Scandalo all’Asl di Caserta: dirigente pubblico era socio occulto di centri privati dove mandava pazienti

Asl Caserta, via unità d'Italia

Tra gli indagati il presidente del Consiglio regionale Gennaro Oliviero, che in una nota su facebook ribadisce “piena fiducia nella Magistratura. Sono a completa disposizione – scrive – per chiarire al più presto la mia estraneità ai fatti”.

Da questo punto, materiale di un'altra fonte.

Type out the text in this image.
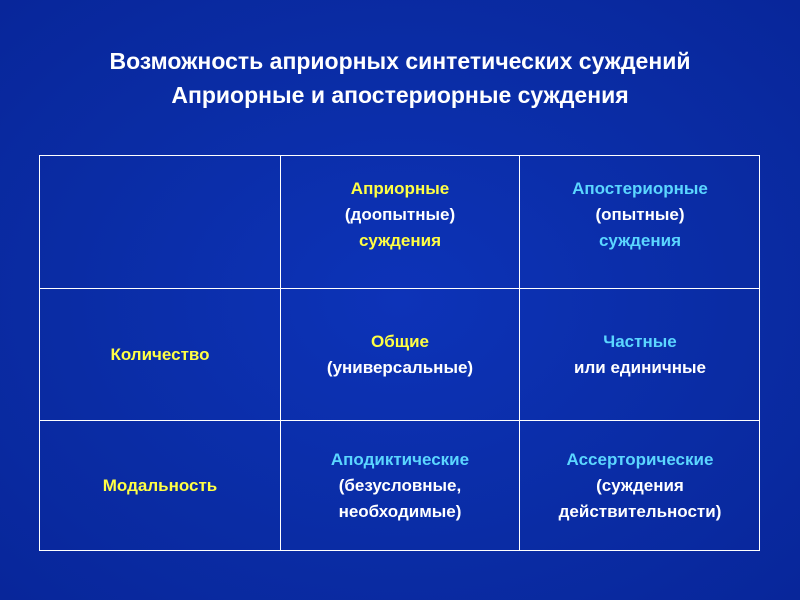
Возможность априорных синтетических суждений
Априорные и апостериорные суждения
Априорные
(доопытные)
суждения
Апостериорные
(опытные)
суждения
Количество
Общие
(универсальные)
Частные
или единичные
Модальность
Аподиктические
(безусловные,
необходимые)
Ассерторические
(суждения
действительности)
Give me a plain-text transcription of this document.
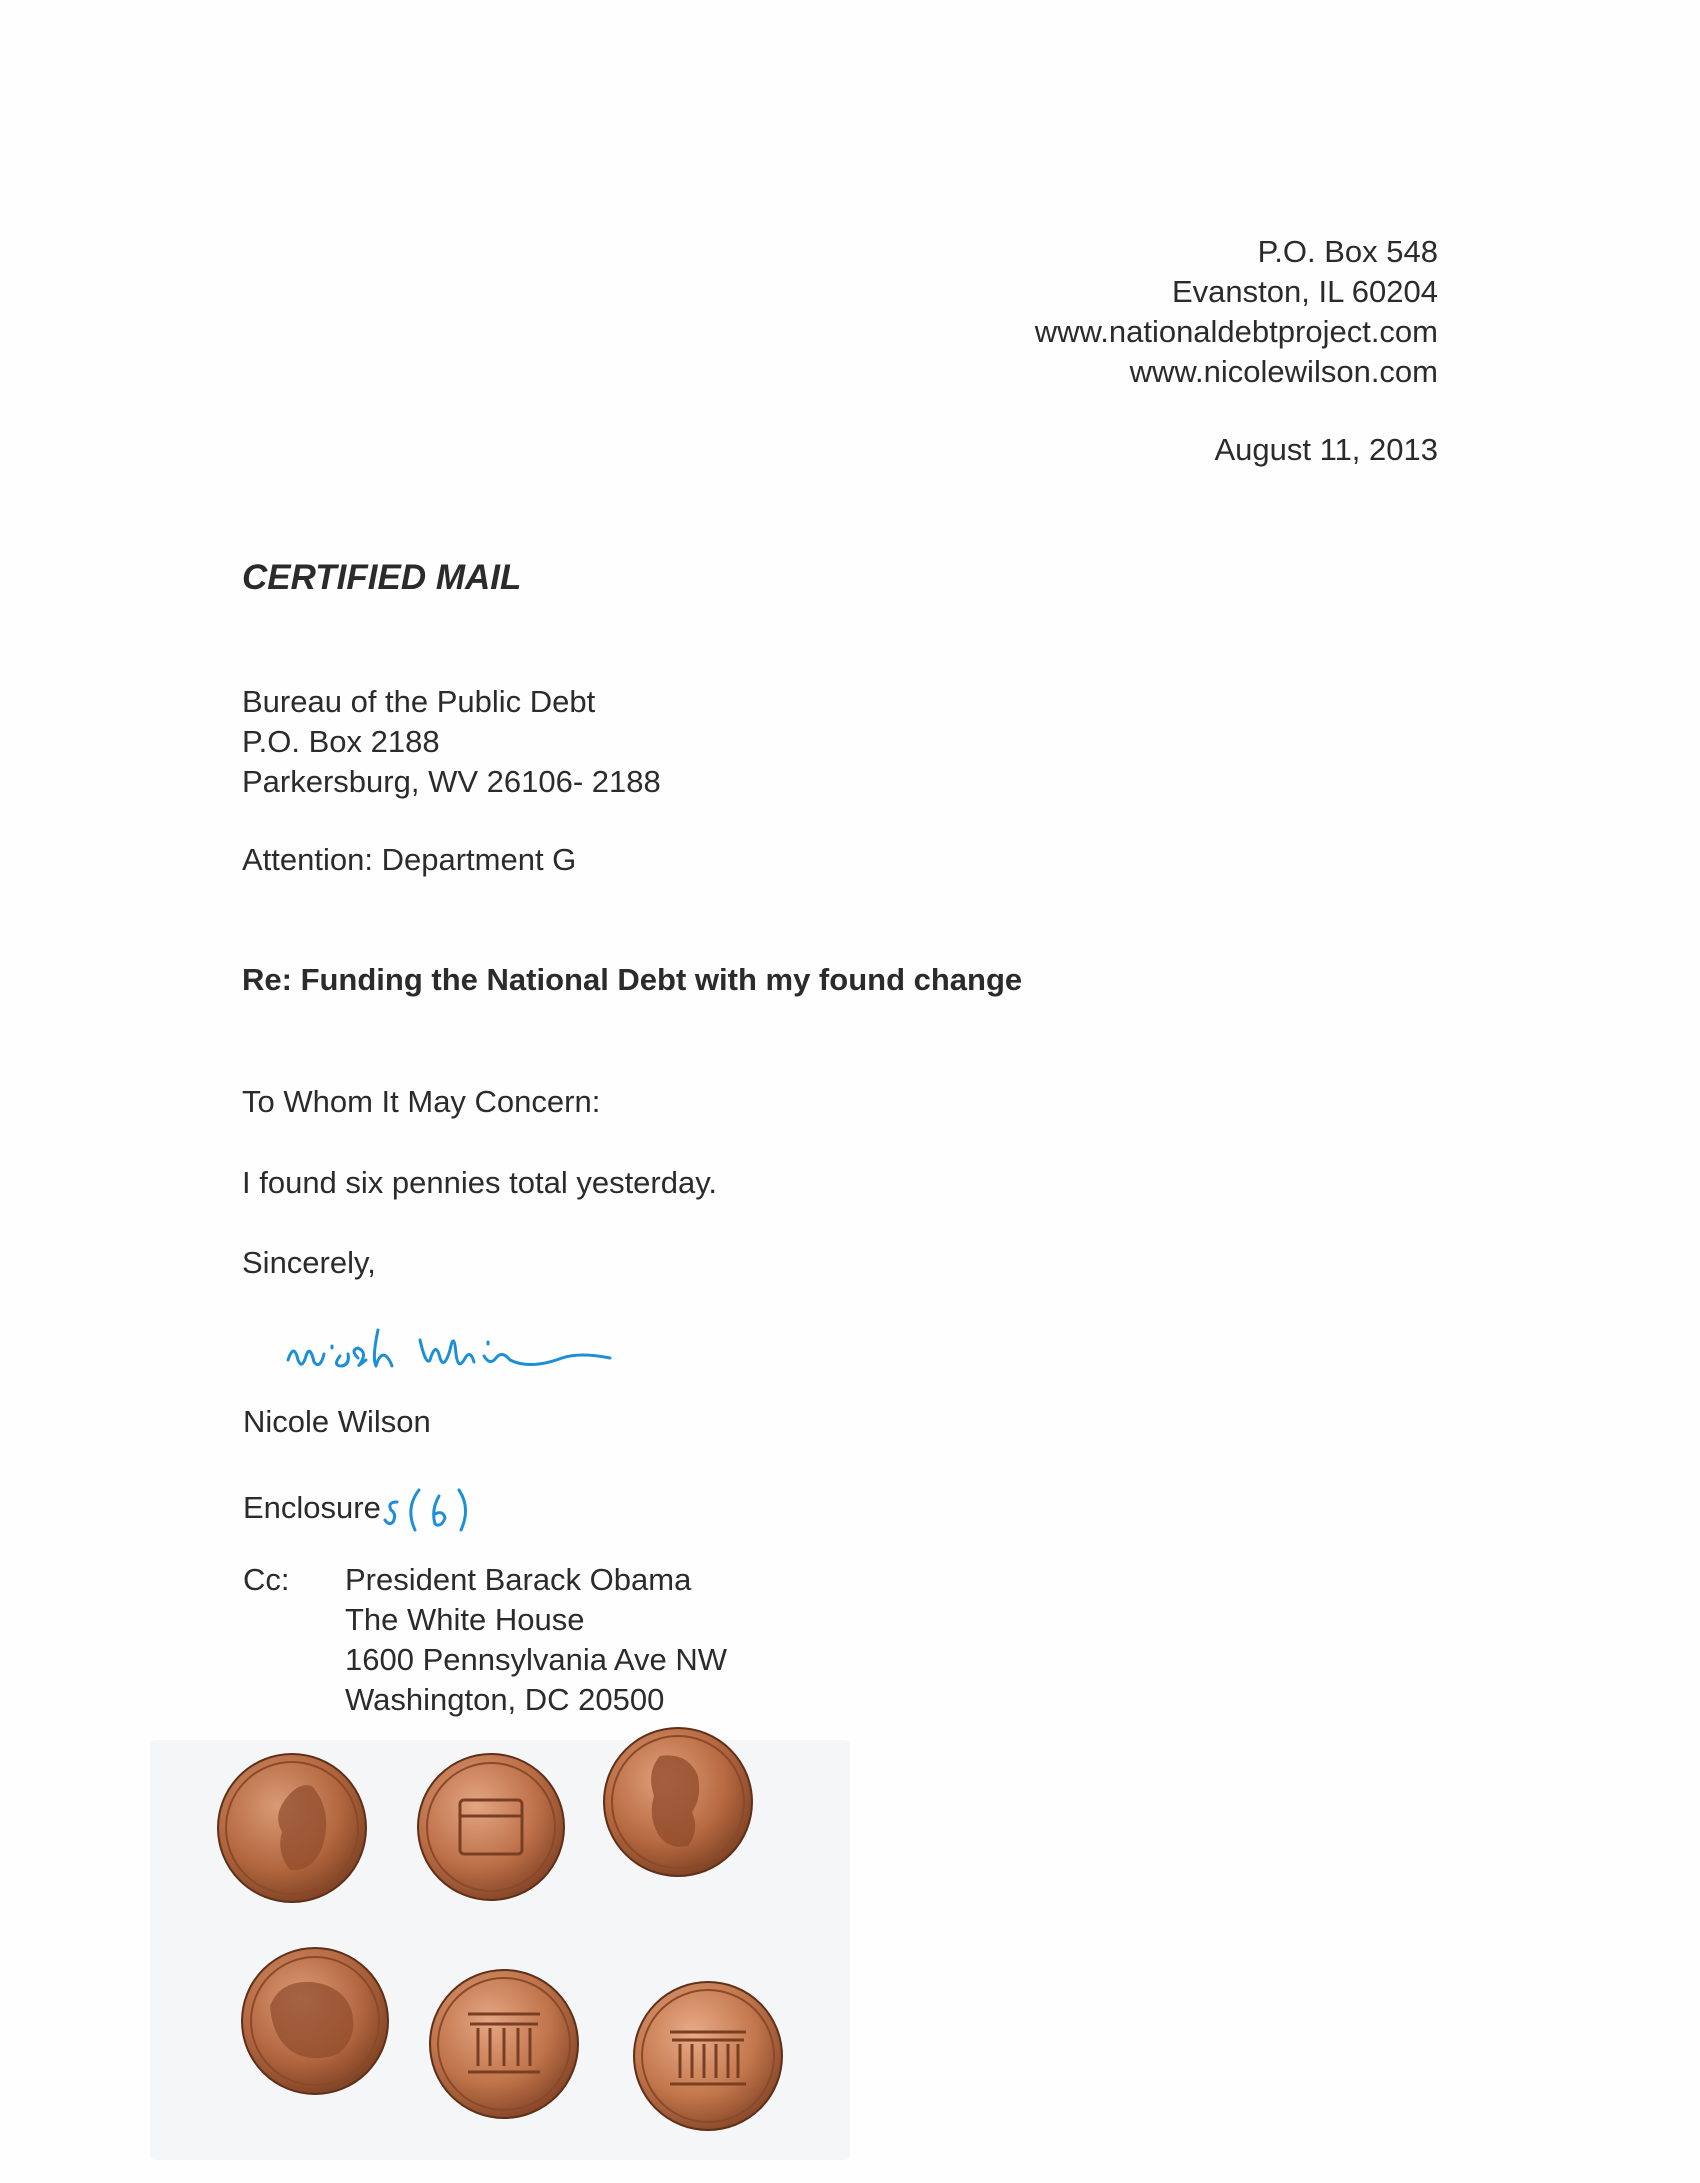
P.O. Box 548
Evanston, IL 60204
www.nationaldebtproject.com
www.nicolewilson.com
August 11, 2013
CERTIFIED MAIL
Bureau of the Public Debt
P.O. Box 2188
Parkersburg, WV 26106- 2188
Attention: Department G
Re: Funding the National Debt with my found change
To Whom It May Concern:
I found six pennies total yesterday.
Sincerely,
Nicole Wilson
Enclosure
Cc:	President Barack Obama
The White House
1600 Pennsylvania Ave NW
Washington, DC 20500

Tra gli arrestati l’ex funzionario del Dipartimento di Salute Mentale di Aversa (Caserta) Luigi Carrizzone, figura centrale dell’indagine, andato in pensione da non molto tempo, che avrebbe ottenuto tangenti, e avrebbe gestito come socio di fatto due strutture di riabilitazione psichiatrica in cui indirizzava i pazienti che aveva in cura come funzionario medico dell’Asl, ovviamente a spese dell’azienda sanitaria, grazie alla complicità di alcuni colleghi; tra questi ultimi sono finiti ai domiciliari lo psichiatra dell’Asl Nicola Bonacci e il dipendente Antonio Stabile.

Ci sono poi gli imprenditori arrestati, accusati di aver siglato accordi corruttivi con i funzionari Asl: in manette è finito poi l’imprenditore di Sessa Aurunca Michele Schiavone, titolare di Rsa e centri per la riabilitazione psichiatrica, padre di Massimo, ex presidente del consiglio comunale di Sessa Aurunca nonché candidato alle recenti Regionali nel PD.

C’è poi Cuono Puzone, presidente della Misericordia di Caivano (Napoli), associazione privata che effettua il servizio di emergenza 118 nel Casertano; Puzone è accusato di aver pagato tangenti ai funzionari del Dsm per avere alcuni appalti relativi al trasporto dei malati psichici.

Arresti domiciliari anche per due imprenditori edili che effettuavano lavori per l’Asl, ovvero Alberto Marino di Casaluce e Antonio Papa di Marano di Napoli, e per un commercialista di Teverola, Antonio Scarpa.